Vol 76 No 3 76306

Abstract

This paper presents a method for optimizing the multidisciplinary shape design of underwater vehicles using a dynamic proxy model. The method employs a collaborative optimization approach that considers various disciplines, including rapidity, maneuverability, energy consumption, and structural strength of the underwater vehicle. The K and T indices are effectively utilized to represent the maneuverability performance of underwater vehicles.
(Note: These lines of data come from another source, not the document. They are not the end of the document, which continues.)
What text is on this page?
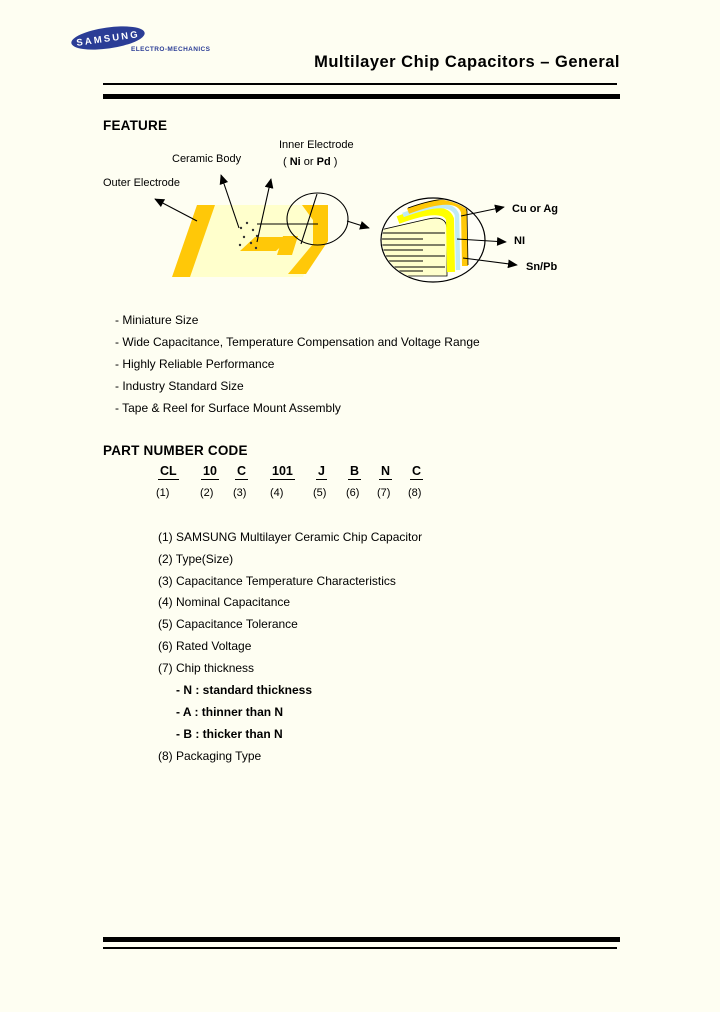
SAMSUNG
ELECTRO-MECHANICS
Multilayer Chip Capacitors – General
FEATURE
Inner Electrode
( Ni or Pd )
Ceramic Body
Outer Electrode
Cu or Ag
NI
Sn/Pb
- Miniature Size
- Wide Capacitance, Temperature Compensation and Voltage Range
- Highly Reliable Performance
- Industry Standard Size
- Tape & Reel for Surface Mount Assembly
PART NUMBER CODE
CL 10 C 101 J B N C
(1)	(2) (3) (4)	(5) (6) (7) (8)
(1) SAMSUNG Multilayer Ceramic Chip Capacitor
(2) Type(Size)
(3) Capacitance Temperature Characteristics
(4) Nominal Capacitance
(5) Capacitance Tolerance
(6) Rated Voltage
(7) Chip thickness
- N : standard thickness
- A : thinner than N
- B : thicker than N
(8) Packaging Type
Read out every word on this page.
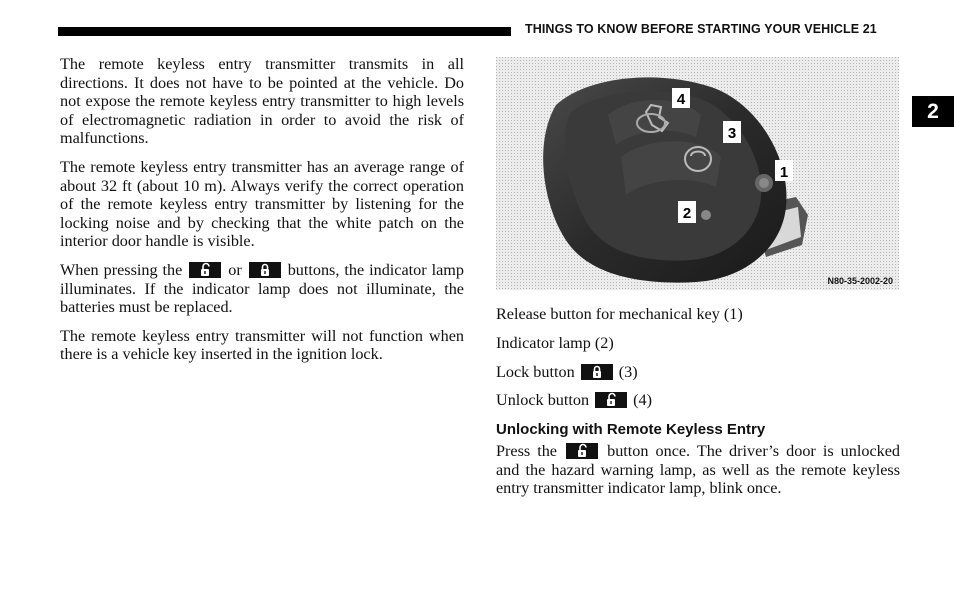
THINGS TO KNOW BEFORE STARTING YOUR VEHICLE 21
2

The remote keyless entry transmitter transmits in all directions. It does not have to be pointed at the vehicle. Do not expose the remote keyless entry transmitter to high levels of electromagnetic radiation in order to avoid the risk of malfunctions.

The remote keyless entry transmitter has an average range of about 32 ft (about 10 m). Always verify the correct operation of the remote keyless entry transmitter by listening for the locking noise and by checking that the white patch on the interior door handle is visible.

When pressing the	or	buttons, the indicator lamp illuminates. If the indicator lamp does not illuminate, the batteries must be replaced.

The remote keyless entry transmitter will not function when there is a vehicle key inserted in the ignition lock.

4
3
1
2
N80-35-2002-20
Release button for mechanical key (1)
Indicator lamp (2)
Lock button	(3)
Unlock button	(4)
Unlocking with Remote Keyless Entry

Press the	button once. The driver’s door is unlocked and the hazard warning lamp, as well as the remote keyless entry transmitter indicator lamp, blink once.
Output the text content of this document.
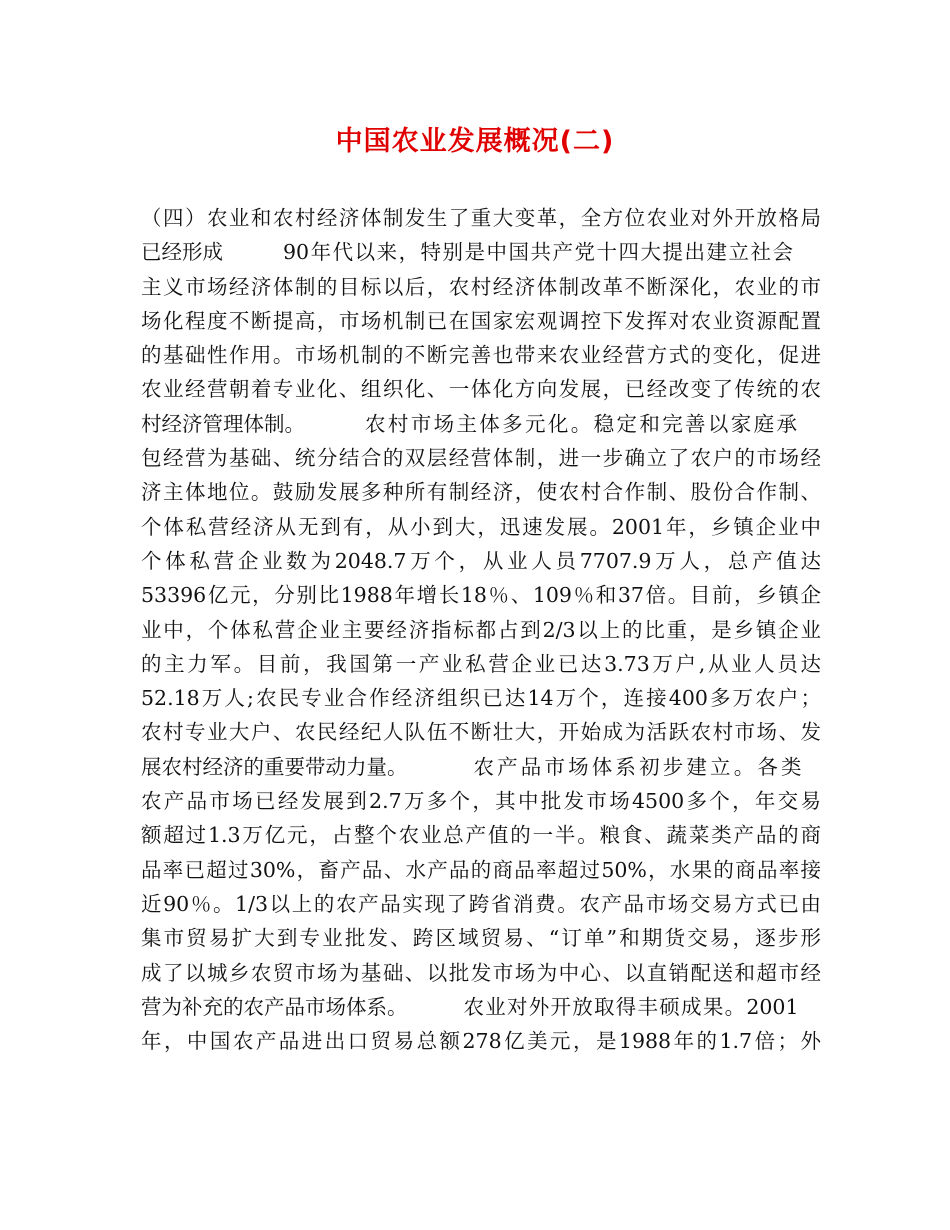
中国农业发展概况(二)
（四）农业和农村经济体制发生了重大变革，全方位农业对外开放格局
已经形成	90年代以来，特别是中国共产党十四大提出建立社会
主义市场经济体制的目标以后，农村经济体制改革不断深化，农业的市
场化程度不断提高，市场机制已在国家宏观调控下发挥对农业资源配置
的基础性作用。市场机制的不断完善也带来农业经营方式的变化，促进
农业经营朝着专业化、组织化、一体化方向发展，已经改变了传统的农
村经济管理体制。	农村市场主体多元化。稳定和完善以家庭承
包经营为基础、统分结合的双层经营体制，进一步确立了农户的市场经
济主体地位。鼓励发展多种所有制经济，使农村合作制、股份合作制、
个体私营经济从无到有，从小到大，迅速发展。2001年，乡镇企业中
个体私营企业数为2048.7万个，从业人员7707.9万人，总产值达
53396亿元，分别比1988年增长18％、109％和37倍。目前，乡镇企
业中，个体私营企业主要经济指标都占到2/3以上的比重，是乡镇企业
的主力军。目前，我国第一产业私营企业已达3.73万户,从业人员达
52.18万人;农民专业合作经济组织已达14万个，连接400多万农户；
农村专业大户、农民经纪人队伍不断壮大，开始成为活跃农村市场、发
展农村经济的重要带动力量。	农产品市场体系初步建立。各类
农产品市场已经发展到2.7万多个，其中批发市场4500多个，年交易
额超过1.3万亿元，占整个农业总产值的一半。粮食、蔬菜类产品的商
品率已超过30%，畜产品、水产品的商品率超过50%，水果的商品率接
近90％。1/3以上的农产品实现了跨省消费。农产品市场交易方式已由
集市贸易扩大到专业批发、跨区域贸易、“订单”和期货交易，逐步形
成了以城乡农贸市场为基础、以批发市场为中心、以直销配送和超市经
营为补充的农产品市场体系。	农业对外开放取得丰硕成果。2001
年，中国农产品进出口贸易总额278亿美元，是1988年的1.7倍；外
The hydrodynamics of underwater vehicles are analyzed using the Computational Fluid Dynamics (CFD) numerical simulation method. To reduce the computational burden in the optimization loop, this paper proposes a dynamic proxy model that combines the trust region with the adaptive minimum confidence Lowest Credible Bound (LCB) and the Synthetic Minority Over-Sampling Technique (SMOTE) algorithm. Additionally, an adaptive balance constant is introduced into the proxy model. The collaborative optimization framework employs a combined optimization algorithm based on the genetic algorithm and Nonlinear Programming by Quadratic Lagrangian Programming (NLPQLP) algorithm. The results of applying this optimization strategy to the SUBOFF model demonstrate its effectiveness in optimizing the resistance, mass, maneuverability, structural strength, and energy consumption of the underwater vehicle.